- Folha de S. Paulo / Ilustríssima
Quando começou a escrever "Ruling the Void" (governando o vácuo), em 2007, o politólogo Peter Mair tocou no ponto nevrálgico da crise que atinge a democracia em todo o mundo. Especialista em política comparada, chegou a uma visão sombria sobre a trajetória dos sistemas partidários nas sociedades contemporâneas.
"A era da democracia de partidos passou. Embora os partidos permaneçam, eles se tornaram tão desconectados da sociedade mais ampla e buscam uma forma de competição tão sem sentido que não parecem mais capazes de sustentar a democracia na sua forma presente", afirmou.
Mair chamava a atenção para um dos problemas cruciais da grande transição que vivemos no século 21, o do esvaziamento da democracia representativa.
Este é o subtítulo que deu a seu ensaio: "Ruling the Void: The Hollowing of Western Democracy" (Verso Books, 2013; governando o vácuo: o esvaziamento da democracia ocidental). Ele trabalhou nesse livro até 2011, quando morreu sem poder completá-lo.

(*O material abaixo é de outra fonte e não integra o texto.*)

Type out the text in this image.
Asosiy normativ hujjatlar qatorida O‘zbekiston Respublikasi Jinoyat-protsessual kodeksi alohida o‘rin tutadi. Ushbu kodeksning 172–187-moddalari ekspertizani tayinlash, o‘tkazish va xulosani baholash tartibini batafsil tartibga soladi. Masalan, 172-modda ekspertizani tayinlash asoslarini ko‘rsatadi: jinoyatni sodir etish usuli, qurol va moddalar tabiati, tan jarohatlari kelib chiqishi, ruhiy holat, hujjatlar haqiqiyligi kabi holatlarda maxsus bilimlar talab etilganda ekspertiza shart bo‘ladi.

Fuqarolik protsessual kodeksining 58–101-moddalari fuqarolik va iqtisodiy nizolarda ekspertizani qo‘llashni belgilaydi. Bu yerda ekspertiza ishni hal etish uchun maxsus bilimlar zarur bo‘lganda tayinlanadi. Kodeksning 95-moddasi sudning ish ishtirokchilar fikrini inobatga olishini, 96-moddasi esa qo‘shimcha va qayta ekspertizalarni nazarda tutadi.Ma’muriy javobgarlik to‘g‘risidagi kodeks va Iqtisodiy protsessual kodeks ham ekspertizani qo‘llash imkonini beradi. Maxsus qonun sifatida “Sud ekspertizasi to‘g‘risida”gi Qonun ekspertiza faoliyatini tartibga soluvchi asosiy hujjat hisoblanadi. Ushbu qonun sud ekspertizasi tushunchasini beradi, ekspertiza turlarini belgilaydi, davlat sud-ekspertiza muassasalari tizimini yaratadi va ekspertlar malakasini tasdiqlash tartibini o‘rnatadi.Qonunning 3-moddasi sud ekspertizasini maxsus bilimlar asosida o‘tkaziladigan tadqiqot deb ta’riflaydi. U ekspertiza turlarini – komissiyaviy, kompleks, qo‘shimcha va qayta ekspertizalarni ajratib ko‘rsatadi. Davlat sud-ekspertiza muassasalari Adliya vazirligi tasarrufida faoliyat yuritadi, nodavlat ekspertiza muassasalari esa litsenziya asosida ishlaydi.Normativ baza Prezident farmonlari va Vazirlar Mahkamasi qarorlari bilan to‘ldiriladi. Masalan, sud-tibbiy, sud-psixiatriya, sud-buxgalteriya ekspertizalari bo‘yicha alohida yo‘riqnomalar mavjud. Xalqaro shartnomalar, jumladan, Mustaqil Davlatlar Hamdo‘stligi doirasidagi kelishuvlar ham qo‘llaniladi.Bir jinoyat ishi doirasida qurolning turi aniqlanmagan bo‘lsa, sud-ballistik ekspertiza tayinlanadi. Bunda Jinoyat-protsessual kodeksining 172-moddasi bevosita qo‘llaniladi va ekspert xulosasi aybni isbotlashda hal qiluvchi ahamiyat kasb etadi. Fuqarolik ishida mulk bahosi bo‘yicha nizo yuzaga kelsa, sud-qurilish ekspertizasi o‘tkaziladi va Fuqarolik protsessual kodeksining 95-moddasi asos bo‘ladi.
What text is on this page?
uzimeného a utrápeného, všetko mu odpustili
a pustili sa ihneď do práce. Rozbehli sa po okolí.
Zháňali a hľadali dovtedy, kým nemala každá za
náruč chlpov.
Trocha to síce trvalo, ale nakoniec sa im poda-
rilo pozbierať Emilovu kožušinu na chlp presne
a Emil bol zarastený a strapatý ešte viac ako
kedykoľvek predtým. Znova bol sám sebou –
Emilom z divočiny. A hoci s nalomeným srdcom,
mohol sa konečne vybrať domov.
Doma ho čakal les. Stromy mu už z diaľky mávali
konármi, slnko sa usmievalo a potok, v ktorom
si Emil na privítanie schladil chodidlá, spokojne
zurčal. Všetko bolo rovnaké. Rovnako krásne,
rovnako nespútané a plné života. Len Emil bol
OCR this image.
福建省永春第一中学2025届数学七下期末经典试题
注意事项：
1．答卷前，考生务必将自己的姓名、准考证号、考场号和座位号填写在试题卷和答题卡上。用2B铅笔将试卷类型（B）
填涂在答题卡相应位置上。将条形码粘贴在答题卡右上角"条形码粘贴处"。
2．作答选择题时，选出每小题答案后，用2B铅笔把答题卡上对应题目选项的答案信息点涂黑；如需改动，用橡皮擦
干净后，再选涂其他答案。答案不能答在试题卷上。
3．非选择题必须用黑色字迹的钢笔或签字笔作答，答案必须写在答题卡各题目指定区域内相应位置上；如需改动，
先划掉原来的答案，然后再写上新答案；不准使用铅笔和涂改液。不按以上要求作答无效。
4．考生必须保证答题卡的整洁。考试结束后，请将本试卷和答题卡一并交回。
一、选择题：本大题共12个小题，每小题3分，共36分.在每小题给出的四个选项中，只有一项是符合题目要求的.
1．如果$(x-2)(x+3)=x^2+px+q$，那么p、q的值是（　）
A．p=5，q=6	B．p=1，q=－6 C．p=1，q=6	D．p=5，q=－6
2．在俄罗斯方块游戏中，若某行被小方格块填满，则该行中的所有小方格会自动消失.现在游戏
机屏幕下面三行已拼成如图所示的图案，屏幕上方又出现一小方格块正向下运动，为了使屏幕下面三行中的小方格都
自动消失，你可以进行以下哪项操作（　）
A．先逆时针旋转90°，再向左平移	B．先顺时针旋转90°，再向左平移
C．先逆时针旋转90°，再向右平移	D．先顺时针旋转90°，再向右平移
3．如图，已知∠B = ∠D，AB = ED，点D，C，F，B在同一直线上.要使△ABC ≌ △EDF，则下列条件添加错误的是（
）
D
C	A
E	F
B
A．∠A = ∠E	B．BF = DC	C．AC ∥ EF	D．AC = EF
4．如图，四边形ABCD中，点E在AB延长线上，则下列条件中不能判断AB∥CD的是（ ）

O resultado desse projeto foi publicado postumamente. Nele, o autor examina a mudança na natureza dos partidos políticos e o impacto negativo que isso provoca na permanência, na legitimidade e na efetividade da democracia representativa contemporânea.
Ele vê com preocupação a emergência de uma noção de democracia destituída de seu componente popular e o aumento da desconfiança na política, nos políticos e nos partidos. Esse processo trouxe a própria democracia para a agenda de debates na imprensa e na academia, a ponto de hoje falar-se de seus problemas e dos caminhos para sua revitalização mais do que em qualquer outro momento no passado.
Para Mair, o renovado interesse pelos problemas da democracia revela menos a intenção de revigorá-la, aproximando-a dos cidadãos, e mais o desejo de desencorajar a participação popular.
A crise da representação se agrava com a oligarquização dos partidos, dominados por grupos políticos que se perpetuam no poder e usam a estrutura da sigla não para canalizar demandas e valores das pessoas que pretendem representar, mas como trampolim para outros cargos e posições.
O caso da Lava Jato mostra que, no Brasil, esse controle de cargos também teve por objetivo negociar transações milionárias e ilegais.
Social-democracia
Ao não se sentirem representados, os cidadãos viram as costas para a política e para as agremiações. Dissemina-se o sentimento antipolítica; os eleitores passam a buscar forasteiros –o "não político", o "gestor" e o "magistrado", entre outros– e se afastam cada vez mais da trilha democrática, pela esquerda ou pela direita.
Mair e vários outros críticos dos rumos adotados pela democracia partidária nas últimas décadas atribuem à social-democracia a responsabilidade principal pela crise de representação.
A culpa maior, por assim dizer, seria dos partidos de esquerda e centro-esquerda, que fracassaram em apresentar um paradigma de democracia popular e políticas públicas compatíveis com as transformações da sociedade.